As we continued on, our boat finally rested at the center of a crescent shaped island and we geared up with snorkeling equipment. I was transported into the world below and so enraptured by the bright schools of fish among coral reefs — I almost forgot how to swim. When we returned to the boat, I was filled with a deep appreciation for the world I dove into. My dad, though, who was raised with “Maui Grandpa” in the 1980s, was disappointed. Decades prior, he explained, the area was filled with twice the amount of fish and lively coral reefs than when we visited. My amazement and wonder turned into a deep sense of longing for what was and grieving the loss of what could’ve been.
I latched onto that pain for motivation to protect the ‘āina and life that deserve more than what it’s gotten through the years. The connection comes from an indigenous relationship as Kanaka Maoli (Native Hawaiian) to be stewards to its needs. Beyond the reefs where dozens of boats unload tourists daily, awaits decades- old unexploded ordnance from World War II littering Molokini. A notorious legacy of United States imperialism that reminds us our struggles are far from over. With the looming darkness of climate catastrophe within the next decade, it’s long overdue for tourists to see Hawai’i as more than an escape from reality and to recognize the struggle to protect land bulldozed to make way for the tropical facade. We have an opportunity to preserve Molokini’s wonders of biodiversity before it’s sacrificed again for human safety.
Under United States occupation, the once thriving land is now suffocated by the military. Along with a history of environmental negligence, the US military is one of the largest contributors to climate change through immense CO2 emissions surpassing that of countries such as Peru and New Zealand.

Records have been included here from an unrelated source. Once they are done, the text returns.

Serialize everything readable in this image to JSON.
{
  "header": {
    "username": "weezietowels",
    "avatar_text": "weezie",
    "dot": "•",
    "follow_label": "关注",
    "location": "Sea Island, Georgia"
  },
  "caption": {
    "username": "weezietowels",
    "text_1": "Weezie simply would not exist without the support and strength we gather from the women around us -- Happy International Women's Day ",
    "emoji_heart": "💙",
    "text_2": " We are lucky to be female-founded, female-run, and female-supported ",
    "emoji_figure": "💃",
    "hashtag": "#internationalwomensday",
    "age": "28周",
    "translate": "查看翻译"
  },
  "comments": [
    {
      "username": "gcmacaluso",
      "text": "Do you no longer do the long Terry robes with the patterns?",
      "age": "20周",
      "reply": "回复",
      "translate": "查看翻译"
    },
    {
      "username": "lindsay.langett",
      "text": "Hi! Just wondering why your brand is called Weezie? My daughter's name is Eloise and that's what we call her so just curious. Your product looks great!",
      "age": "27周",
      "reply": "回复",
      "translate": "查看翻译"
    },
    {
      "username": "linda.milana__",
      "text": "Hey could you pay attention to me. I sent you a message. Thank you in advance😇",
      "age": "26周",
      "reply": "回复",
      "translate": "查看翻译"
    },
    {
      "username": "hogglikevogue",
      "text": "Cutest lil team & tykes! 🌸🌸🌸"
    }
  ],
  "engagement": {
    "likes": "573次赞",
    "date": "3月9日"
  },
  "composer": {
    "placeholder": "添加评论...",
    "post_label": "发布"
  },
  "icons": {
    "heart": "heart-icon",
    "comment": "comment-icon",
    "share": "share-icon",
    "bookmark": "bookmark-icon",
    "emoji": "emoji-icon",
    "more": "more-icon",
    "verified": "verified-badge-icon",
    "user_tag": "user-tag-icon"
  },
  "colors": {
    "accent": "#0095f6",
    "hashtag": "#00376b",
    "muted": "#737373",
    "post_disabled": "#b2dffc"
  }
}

One of the most painful cases of environmental destruction occurred during World War II when the islands of Kaho’olawe and Molokini were relentlessly used as a bombing range. Prior to this, Kahoolawe was mismanaged with goats and sheep overgrazing, accelerating soil erosion, resulting in a brief period as a Forest Reserve (1910–1918) with nonnative trees known as kiawe (Prosopis pallida) for revegetation.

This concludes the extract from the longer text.